Science Festival Interview with Dr Michal Michalowski
Dr Michal Michalowski of the University's School of Physics and Astronomy will share some secrets of how stars are formed in Physics to Blow Your Mind.
Physics to Blow Your Mind takes place at the Summerhall Anatomy Lecture Theatre at 3pm on Sunday 3 April at the National Museum of Scotland.
What can people coming along to your event expect to experience?
This will be an entertaining tale of how stars are formed, an important process which started shortly after the Big Bang, and is continuing today. The talk will be understandable at all levels of knowledge of physics.
What do you hope participants can get out of coming along?
Firstly, I would like all participants to learn how exactly stars are born – what material is required, what physical processes are involved, and how we can learn about them. Secondly, I will highlight some recent research development in this field.
Why is this an important time to be talking about astronomy?
Astronomy develops very fast and each year we discover new objects and phenomena, so every year is a good time to describe these new findings to the public.

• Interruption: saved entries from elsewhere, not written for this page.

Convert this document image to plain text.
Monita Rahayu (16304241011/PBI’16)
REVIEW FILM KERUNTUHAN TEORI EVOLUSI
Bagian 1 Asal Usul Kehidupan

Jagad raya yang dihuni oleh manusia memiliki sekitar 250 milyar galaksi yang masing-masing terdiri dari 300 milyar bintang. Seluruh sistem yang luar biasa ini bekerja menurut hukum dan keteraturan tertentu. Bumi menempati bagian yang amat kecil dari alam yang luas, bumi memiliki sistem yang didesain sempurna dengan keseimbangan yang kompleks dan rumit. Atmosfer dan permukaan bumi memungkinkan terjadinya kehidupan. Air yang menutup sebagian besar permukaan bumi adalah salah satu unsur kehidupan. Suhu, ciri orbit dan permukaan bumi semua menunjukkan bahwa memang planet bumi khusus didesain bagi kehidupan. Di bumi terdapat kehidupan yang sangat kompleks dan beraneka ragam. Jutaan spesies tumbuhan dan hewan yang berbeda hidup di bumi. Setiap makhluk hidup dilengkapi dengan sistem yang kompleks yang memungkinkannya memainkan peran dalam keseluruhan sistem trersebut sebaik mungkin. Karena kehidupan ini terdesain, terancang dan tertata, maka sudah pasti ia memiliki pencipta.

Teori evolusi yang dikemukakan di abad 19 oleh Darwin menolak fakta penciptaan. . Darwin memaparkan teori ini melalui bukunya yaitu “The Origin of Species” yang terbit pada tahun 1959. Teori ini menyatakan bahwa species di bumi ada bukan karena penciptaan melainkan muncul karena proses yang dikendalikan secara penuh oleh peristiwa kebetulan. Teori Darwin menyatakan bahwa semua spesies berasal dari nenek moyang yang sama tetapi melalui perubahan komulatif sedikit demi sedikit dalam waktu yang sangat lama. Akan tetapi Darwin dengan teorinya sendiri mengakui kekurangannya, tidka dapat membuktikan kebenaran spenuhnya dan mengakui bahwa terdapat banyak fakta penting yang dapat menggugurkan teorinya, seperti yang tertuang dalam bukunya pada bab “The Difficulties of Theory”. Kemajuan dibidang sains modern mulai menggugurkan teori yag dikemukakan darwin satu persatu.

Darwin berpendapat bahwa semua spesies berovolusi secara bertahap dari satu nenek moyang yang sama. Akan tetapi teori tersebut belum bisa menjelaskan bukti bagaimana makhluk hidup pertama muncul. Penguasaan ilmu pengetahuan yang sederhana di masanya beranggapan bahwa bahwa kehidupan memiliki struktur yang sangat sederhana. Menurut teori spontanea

Discovery is accelerated nowadays, because many large astronomical observational facilities have been built or launched into space, such as the ALMA (Atacama Large Millimeter/submillimeter Array), Herschel Space Observatory, and the Large Millimetre Telescope.
Why is taking part in the science festival important to you?
The science festival is a perfect way to reach the public in order to promote science in general, and my research in particular.
Why is it important that the University plays a role in the science festival?
I believe that promoting science should be one of the main aims of any university.
Do you find it challenging to engage with the public?
No, not really. It requires avoiding using jargon and other complex formalism, but it is not problematic for me. I have long had a lot of experience with public engagement, because when I meet people, also in an informal setting, they are usually quite interested in what I am doing.
What impact does your work have on society?
In the same way as we want to understand the formation of the planet we are living on, the Earth, we also want to understand the formation of stars, including the Sun, and the evolution of the entire Universe. Additionally, I hope that the presentation of work will help to attract more students to physics, and to astronomy in particular.
How does your public engagement work affect how you carry out your job?
Public engagement allows me to learn how to present complex research concepts in a less complex way. This actually helps me to be more clear and concise when communicating my research to other scientists in research publications and conference presentations.